VESÍCULAS EXTRACELULARES

La comunicación entre células es típicamente por moléculas secretadas al medio extracelular o colocadas y expuestas en la superficie celular. Las vesículas como sistema de comunicación, y transporte, funcionan en el interior celular como parte del tráfico vesicular. Sin embargo, desde finales de los años 60 del siglo XX se han descrito vesículas en los espacios extracelulares de tejidos sólidos y en fluidos corporales. Antes se pensaba que las vesículas que se encontraban en el espacio extracelular eran consecuencia de roturas de las células o artefactos consecuencia de la manipulación experimental, pero la emisión de vesículas por parte de las células parece ser un mecanismo conservado evolutivamente, incluso está presente en las células procariotas. En los animales se han aislado vesículas extracelulares en la sangre, saliva, leche, fluido amniótico, etcétera.

Las vesículas extracelulares son heterogéneas y su contenido de estas vesículas es muy variado, desde ARN mensajeros y de interferencia, hasta lípidos y proteínas diversos. Se han encontrado en ellas tipos de proteínas que carecen de los péptidos señal típicos de las proteínas que son sintetizadas en el retículo endoplasmático rugoso y que siguen la vía vesicular de secreción. Además, ni los ARN, ni estas proteínas sin péptido señal forman parte de las vesículas de la vía vesicular. ¿De dónde salen entonces estas vesículas extracelulares? Se proponen dos posibles fuentes de vesículas extracelulares: exosomas y vesículas emitidas. La mayoría de las células probablemente puedan liberar ambos tipos de vesículas.

Exosomas

Se denomina exosomas a las vesículas que se liberan al espacio extracelular y que tienen origen endosomal, más concretamente resultan de la fusión de los cuerpos multivesiculares con las membrana plasmática. Este mecanismo fue descrito, y el término exosoma acuñado, en los años 80 del siglo XX. Se descubrió en el proceso de maduración de los reticulocitos a eritrocitos. Durante esta maduración los reticulocitos se deshacen del receptor de la transferrina localizado en la membrana plasmática mediante su incorporación en vesículas que se fusionan con los endosoamas tempranos. Cuando estos maduran se producen invaginaciones de sus propias membranas y quedan en los receptores quedan en las pequeñas vesículas internas de los cuerpos multivesiculares. Posteriormente estos los curpos multivesiculares se fusionan con la membrana plasmática y liberan su contenido, que incluye a las vesículas, al exterior celular.

Exosomas, emitidas

Esquema de la formación de exosomas y vesículas emitidas (modificado de Théry, 2011).
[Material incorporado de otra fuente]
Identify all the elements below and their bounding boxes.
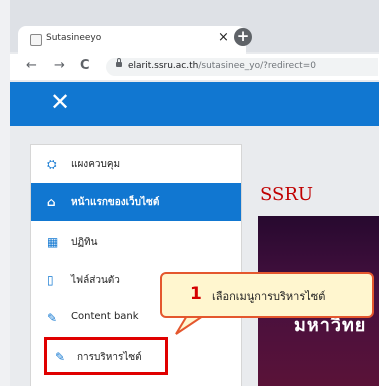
screenshot-frame: Sutasineeyo × + ← → C elarit.ssru.ac.th/… (10, 0, 379, 386)
callout-tail-cover (190, 312, 204, 316)
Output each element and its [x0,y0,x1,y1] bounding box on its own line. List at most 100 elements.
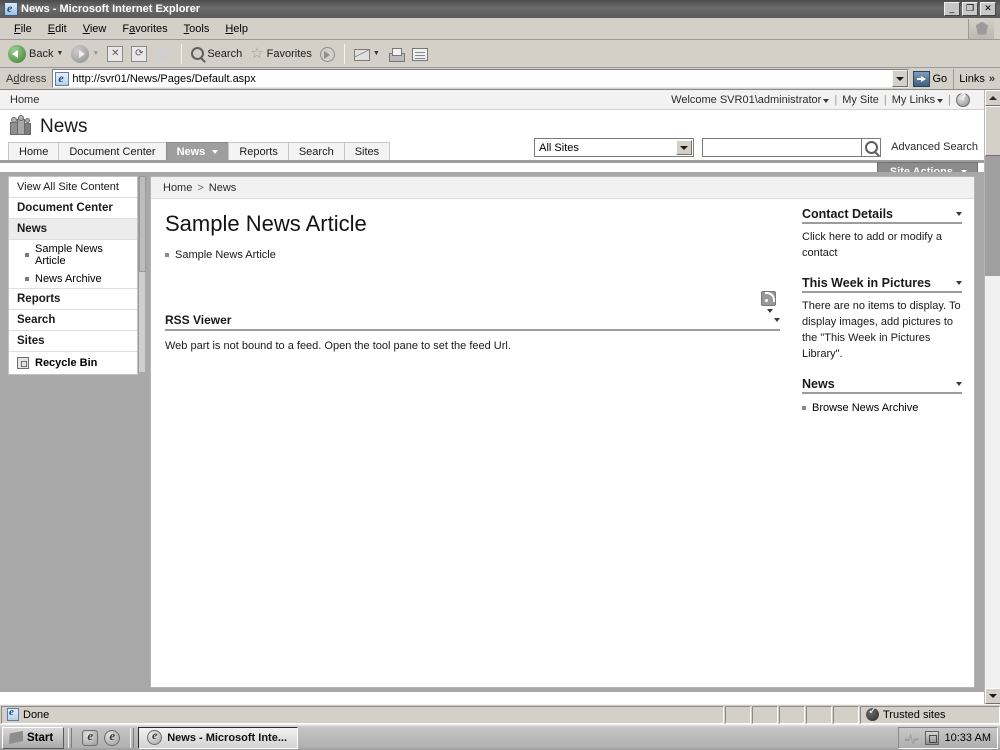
forward-button[interactable]: ▼ [67,42,103,66]
sidebar-item-view-all-site-content[interactable]: View All Site Content [9,177,137,198]
media-button[interactable] [316,42,339,66]
sidebar-item-search[interactable]: Search [9,310,137,331]
webpart-title: Contact Details [802,207,893,221]
webpart-menu-icon[interactable] [956,381,962,386]
bullet-icon [25,277,29,281]
tab-sites[interactable]: Sites [343,142,391,160]
page-scrollbar[interactable] [984,90,1000,704]
edit-button[interactable] [408,42,432,66]
links-button[interactable]: Links » [953,68,1000,89]
close-button[interactable]: ✕ [980,2,996,16]
search-scope-value: All Sites [539,141,579,154]
refresh-button[interactable]: ⟳ [127,42,151,66]
search-scope-select[interactable]: All Sites [534,138,695,157]
network-connection-icon[interactable] [924,730,939,745]
tab-home[interactable]: Home [8,142,60,160]
webpart-menu-icon[interactable] [774,318,780,322]
menu-favorites[interactable]: Favorites [114,21,175,37]
mail-dropdown-icon[interactable]: ▼ [373,50,380,57]
tab-document-center[interactable]: Document Center [58,142,167,160]
tab-news[interactable]: News [165,142,230,160]
mail-button[interactable]: ▼ [350,42,384,66]
help-icon[interactable] [956,92,970,107]
scope-dropdown-button[interactable] [676,140,693,155]
chevron-down-icon [937,98,944,103]
search-input[interactable] [702,138,863,157]
go-button[interactable]: Go [909,70,954,87]
my-site-link[interactable]: My Site [842,94,879,106]
print-button[interactable] [384,42,408,66]
menu-tools[interactable]: Tools [176,21,218,37]
chevron-down-icon [895,76,904,81]
address-dropdown-button[interactable] [891,70,908,87]
forward-dropdown-icon[interactable]: ▼ [92,50,99,57]
internet-explorer-icon [147,728,163,745]
taskbar-button-news[interactable]: News - Microsoft Inte... [138,726,299,749]
internet-explorer-icon[interactable] [104,728,121,746]
breadcrumb-home[interactable]: Home [163,182,192,194]
chevron-up-icon [989,96,997,100]
quick-launch-bar [76,728,126,746]
webpart-menu-icon[interactable] [956,280,962,285]
chevron-down-icon[interactable] [766,309,773,313]
scrollbar-thumb[interactable] [139,176,146,272]
links-label: Links [959,72,985,85]
sidebar-item-recycle-bin[interactable]: Recycle Bin [9,352,137,374]
clock[interactable]: 10:33 AM [945,732,991,744]
address-input[interactable]: http://svr01/News/Pages/Default.aspx [52,69,909,88]
restore-button[interactable]: ❐ [962,2,978,16]
taskband-grip[interactable] [130,727,135,748]
search-submit-button[interactable] [862,138,882,157]
quick-launch-scrollbar[interactable] [138,176,146,372]
toolbar-grip[interactable] [68,727,73,748]
advanced-search-link[interactable]: Advanced Search [891,138,978,153]
home-button[interactable] [151,42,176,66]
bullet-icon [165,253,169,257]
start-button[interactable]: Start [2,726,65,749]
back-dropdown-icon[interactable]: ▼ [56,50,63,57]
scroll-up-button[interactable] [985,90,1000,106]
stop-button[interactable]: ✕ [103,42,127,66]
site-logo-area: News [0,110,1000,138]
sidebar-label: Recycle Bin [35,357,98,369]
menu-edit[interactable]: Edit [40,21,75,37]
browser-viewport: Home Welcome SVR01\administrator | My Si… [0,90,1000,704]
window-title: News - Microsoft Internet Explorer [21,3,201,15]
welcome-menu[interactable]: Welcome SVR01\administrator [671,94,830,106]
sidebar-item-sites[interactable]: Sites [9,331,137,352]
favorites-icon: ☆ [250,44,264,62]
global-breadcrumb-home[interactable]: Home [0,94,39,106]
tab-reports[interactable]: Reports [228,142,289,160]
sharepoint-body: View All Site Content Document Center Ne… [0,172,1000,692]
network-activity-icon[interactable] [904,733,919,745]
sidebar-item-news[interactable]: News [9,219,137,240]
sidebar-item-news-archive[interactable]: News Archive [9,270,137,289]
article-list-item[interactable]: Sample News Article [165,249,780,261]
webpart-header: This Week in Pictures [802,276,962,293]
right-column: Contact Details Click here to add or mod… [794,199,974,428]
sidebar-item-sample-news-article[interactable]: Sample News Article [9,240,137,270]
webpart-menu-icon[interactable] [956,212,962,216]
menu-help[interactable]: Help [217,21,256,37]
tab-search[interactable]: Search [287,142,345,160]
show-desktop-icon[interactable] [82,728,99,746]
menu-file[interactable]: FFileile [6,21,40,37]
search-label: Search [207,47,243,60]
my-links-menu[interactable]: My Links [892,94,944,106]
browse-news-archive-link[interactable]: Browse News Archive [802,394,962,414]
sidebar-item-reports[interactable]: Reports [9,289,137,310]
scrollbar-thumb[interactable] [985,106,1000,156]
security-zone-pane[interactable]: Trusted sites [860,705,1000,724]
scrollbar-track[interactable] [985,156,1000,276]
minimize-button[interactable]: _ [944,2,960,16]
double-chevron-icon[interactable]: » [989,73,995,85]
sidebar-item-document-center[interactable]: Document Center [9,198,137,219]
scroll-down-button[interactable] [985,688,1000,704]
favorites-button[interactable]: ☆ Favorites [246,42,316,66]
rss-icon[interactable] [761,291,776,306]
stop-icon: ✕ [107,46,124,62]
search-button[interactable]: Search [187,42,246,66]
webpart-body[interactable]: Click here to add or modify a contact [802,224,962,262]
back-button[interactable]: Back ▼ [4,42,67,66]
menu-view[interactable]: View [75,21,115,37]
En una misma célula pueden coexistir dos tipos de cuerpos multivesiculares, aquellos que se fusionarán con los lisosomas para la degradación de su contenido y aquellos que se fusionarán con la membrana plasmática para liberar a su contenido al exterior. La diferencia entre estas dos poblaciones parece ser el contenido en proteínas de superficie, por ejemplo proteínas rab, así como el contenido de colesterol de sus membranas. Incluso en algunas células se ha podido distinguir morfológicamente estas dos poblaciones de cuerpos multivesiculares. Los exosomas son pequeñas vesículas de unos 30 nm a 150 nm de diámetro liberadas como tales por una gran variedad de células: epiteliales, células del sistema inmunitario, neuronas, glía y células tumorales, entre otras. Inicialmente se pensó que era un mecanismo que tenía la célula para deshacerse de material desechable, y por ello no se les prestó mucha atención. Pero unas décadas más tarde se sugirió un papel en la comunicación célula-célula, en la presentación de antígenos, en patologías víricas, incluidas el VIH, en los procesos de metástasis. A liberación, regulada o constitutiva, depende del tipo celular y ambos mecanismos parecen actuar.
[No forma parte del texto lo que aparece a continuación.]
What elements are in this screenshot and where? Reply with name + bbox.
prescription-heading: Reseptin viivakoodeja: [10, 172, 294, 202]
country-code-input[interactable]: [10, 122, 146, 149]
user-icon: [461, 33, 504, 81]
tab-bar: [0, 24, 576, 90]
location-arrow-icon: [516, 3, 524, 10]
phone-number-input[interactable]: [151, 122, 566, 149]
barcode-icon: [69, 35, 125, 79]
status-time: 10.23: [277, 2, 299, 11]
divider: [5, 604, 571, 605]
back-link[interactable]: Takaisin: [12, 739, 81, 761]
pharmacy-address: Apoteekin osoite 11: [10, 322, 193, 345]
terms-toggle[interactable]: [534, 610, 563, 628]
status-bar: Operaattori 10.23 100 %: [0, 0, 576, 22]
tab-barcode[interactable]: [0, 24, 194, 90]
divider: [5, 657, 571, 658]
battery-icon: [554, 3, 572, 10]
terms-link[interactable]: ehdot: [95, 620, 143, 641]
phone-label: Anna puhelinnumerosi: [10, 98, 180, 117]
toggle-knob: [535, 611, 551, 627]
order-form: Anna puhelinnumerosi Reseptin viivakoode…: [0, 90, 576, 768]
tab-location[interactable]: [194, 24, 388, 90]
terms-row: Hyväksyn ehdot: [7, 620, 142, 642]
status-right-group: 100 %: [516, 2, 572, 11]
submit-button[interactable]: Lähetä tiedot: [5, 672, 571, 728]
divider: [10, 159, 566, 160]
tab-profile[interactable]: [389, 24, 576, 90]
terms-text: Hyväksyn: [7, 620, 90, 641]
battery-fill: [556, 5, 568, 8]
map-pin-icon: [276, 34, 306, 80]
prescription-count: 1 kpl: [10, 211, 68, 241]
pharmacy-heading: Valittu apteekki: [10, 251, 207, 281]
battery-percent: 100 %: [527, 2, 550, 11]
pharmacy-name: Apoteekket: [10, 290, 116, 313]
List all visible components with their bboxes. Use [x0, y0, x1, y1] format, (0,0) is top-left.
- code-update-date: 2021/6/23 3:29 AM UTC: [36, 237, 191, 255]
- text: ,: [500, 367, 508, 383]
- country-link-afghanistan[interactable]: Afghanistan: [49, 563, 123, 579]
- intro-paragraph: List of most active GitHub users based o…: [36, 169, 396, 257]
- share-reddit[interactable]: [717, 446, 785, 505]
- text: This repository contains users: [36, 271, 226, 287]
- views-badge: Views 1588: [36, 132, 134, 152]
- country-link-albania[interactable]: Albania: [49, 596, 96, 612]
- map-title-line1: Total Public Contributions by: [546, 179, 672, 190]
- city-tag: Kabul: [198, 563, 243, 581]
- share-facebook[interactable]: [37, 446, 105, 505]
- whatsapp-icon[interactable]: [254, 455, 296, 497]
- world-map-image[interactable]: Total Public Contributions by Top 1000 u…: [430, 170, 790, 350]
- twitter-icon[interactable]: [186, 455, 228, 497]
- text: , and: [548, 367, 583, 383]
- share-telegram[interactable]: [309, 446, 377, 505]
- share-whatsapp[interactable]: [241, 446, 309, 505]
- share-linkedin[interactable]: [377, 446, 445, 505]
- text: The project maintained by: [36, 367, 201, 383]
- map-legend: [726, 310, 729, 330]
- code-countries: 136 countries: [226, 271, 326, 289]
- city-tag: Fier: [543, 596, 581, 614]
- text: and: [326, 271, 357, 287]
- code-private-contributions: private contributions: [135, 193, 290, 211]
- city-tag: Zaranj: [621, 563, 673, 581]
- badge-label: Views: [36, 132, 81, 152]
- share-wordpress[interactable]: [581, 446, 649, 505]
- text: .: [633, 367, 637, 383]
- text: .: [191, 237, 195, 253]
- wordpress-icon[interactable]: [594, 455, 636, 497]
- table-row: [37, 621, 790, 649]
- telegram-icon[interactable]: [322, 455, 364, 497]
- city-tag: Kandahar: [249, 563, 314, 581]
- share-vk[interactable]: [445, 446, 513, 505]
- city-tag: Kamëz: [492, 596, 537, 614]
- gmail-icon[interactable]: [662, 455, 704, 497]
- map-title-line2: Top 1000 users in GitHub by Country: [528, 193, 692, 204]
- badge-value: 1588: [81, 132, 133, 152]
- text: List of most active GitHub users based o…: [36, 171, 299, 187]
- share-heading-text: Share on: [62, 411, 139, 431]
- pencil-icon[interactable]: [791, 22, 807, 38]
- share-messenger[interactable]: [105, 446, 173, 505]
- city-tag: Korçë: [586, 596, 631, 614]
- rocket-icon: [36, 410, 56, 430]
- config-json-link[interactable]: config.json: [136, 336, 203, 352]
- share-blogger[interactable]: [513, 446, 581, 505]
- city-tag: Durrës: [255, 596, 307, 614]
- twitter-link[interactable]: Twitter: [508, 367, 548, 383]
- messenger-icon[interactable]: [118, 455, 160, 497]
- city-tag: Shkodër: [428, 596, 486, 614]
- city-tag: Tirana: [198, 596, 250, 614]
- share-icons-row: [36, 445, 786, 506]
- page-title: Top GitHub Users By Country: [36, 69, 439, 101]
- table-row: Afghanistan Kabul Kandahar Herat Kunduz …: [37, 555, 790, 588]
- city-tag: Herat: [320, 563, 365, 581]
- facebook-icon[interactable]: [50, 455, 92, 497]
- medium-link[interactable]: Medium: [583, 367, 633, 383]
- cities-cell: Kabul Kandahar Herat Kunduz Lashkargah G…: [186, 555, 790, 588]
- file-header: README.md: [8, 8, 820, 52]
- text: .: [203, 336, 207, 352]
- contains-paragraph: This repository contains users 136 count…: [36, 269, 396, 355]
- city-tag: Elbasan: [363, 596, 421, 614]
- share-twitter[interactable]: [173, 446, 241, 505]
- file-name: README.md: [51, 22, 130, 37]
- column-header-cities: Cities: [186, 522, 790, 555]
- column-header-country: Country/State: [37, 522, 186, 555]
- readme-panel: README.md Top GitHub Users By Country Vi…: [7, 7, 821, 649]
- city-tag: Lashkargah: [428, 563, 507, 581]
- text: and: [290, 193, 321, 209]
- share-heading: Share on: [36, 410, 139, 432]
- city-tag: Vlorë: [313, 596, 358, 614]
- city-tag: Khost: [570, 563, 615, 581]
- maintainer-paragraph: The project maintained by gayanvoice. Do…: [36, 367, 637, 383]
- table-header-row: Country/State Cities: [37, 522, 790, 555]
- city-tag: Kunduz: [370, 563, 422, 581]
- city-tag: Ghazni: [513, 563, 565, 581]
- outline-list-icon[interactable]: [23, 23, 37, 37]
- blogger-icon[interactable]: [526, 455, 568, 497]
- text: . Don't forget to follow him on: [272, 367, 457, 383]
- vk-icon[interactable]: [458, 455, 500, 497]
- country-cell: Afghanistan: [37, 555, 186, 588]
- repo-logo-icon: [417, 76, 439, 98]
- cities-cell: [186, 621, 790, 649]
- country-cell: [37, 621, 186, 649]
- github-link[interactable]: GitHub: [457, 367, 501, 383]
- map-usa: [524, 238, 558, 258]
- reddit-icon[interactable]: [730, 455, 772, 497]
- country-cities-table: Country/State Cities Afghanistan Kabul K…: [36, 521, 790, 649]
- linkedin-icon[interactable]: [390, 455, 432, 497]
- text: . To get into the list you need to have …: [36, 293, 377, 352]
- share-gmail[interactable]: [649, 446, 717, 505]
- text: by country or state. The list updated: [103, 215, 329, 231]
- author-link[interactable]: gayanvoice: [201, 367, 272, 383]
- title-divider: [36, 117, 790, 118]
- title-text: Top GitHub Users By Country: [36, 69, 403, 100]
Vesículas emitidas o ectosomas

Desde la membrana plasmática se pueden formar pequeñas evaginaciones y formar vesículas que quedan libres en el medio extracelular. A éstas vesículas se les denomina vesículas emitidas (shedding vesicles). La mayoría de estas microvesículas se rompen a los pocos minutos de ser liberadas, pero otras pueden llegar a largas distancias y ser encontradas por ejemplo en el líquido cefalorraquídeo, la sangre o la orina. El tamaño de las vesículas emitidas puede variar desde mayores de 150 nm a 1 µm.

Vesículas
Formación y fusión de vesículas.

El proceso de formación de las vesículas emitidas es por evaginación de la membrana plasmática. El mecanismo que permite la formación de estas vesículas en sentido contrario a como es habitual en la membrana plasmática, hacia afuera, no se conoce en detalle y parece depender de numerosas moléculas, incluso de la desorganización del citoesqueleto y de la pérdida de asimetría de la membrana plasmática. La concentración de calcio y la hipoxia aumenta la cantidad de vesículas liberadas, pero otros mensajeros también afectan a su tasa de liberación. En cualquier caso la membrana plasmática que forma parte de estas vesículas tiene que reponerse y en realidad se ha visto que la producción de vesículas emitidas sigue a una exocitosis regulada previa de vesículas no secretoras. Estas porciones de membrana que llegan a la membrana plasmática parecen ser las preferidas para formar la vesículas emitidas.

Función

La función que se les atribuye a las vesículas extracelulares es principalmente la comunicación celular. Aunque también intervienen en el avance de procesos patológicos y en la eliminación de residuos celulares. La composición de las vesículas extracelulares, tanto exosomas como emitidas, no parece ser muy diferente, pero es difícil averiguar si la población de vesículas extracelulares que parten una misma célula es heterogénea o no. En general estas vesículas contienen una gran surtido de proteínas, tales como enzimas, elementos del citoesqueleto, factores de transcripción, proteínas asociadas integrales de membrana, complejos de histocompatibilidad, etcétera. Curiosamente estas vesículas están enriquecidas en colesterol y esfingolípidos, dos componentes de las balsas de lípidos. Un gran descubrimiento ha sido la presencia de nucleótidos, tanto ADN como ARN. Los ARN mensajeros, ARN de interferencia y pequeños ARN no codificantes están presentes, incluso se ha demostrado que algunos de estos ARNm se pueden traducir a proteínas en las células diana. Curiosamente no es una representación del ARN que aparece en el citosol sino que hay concentración de ciertos tipos en estas vesículas. Igual ocurre con proteínas y lípidos, por lo que algunos autores consideran a estas vesículas como un compartimento más de la célula con sus características específicas.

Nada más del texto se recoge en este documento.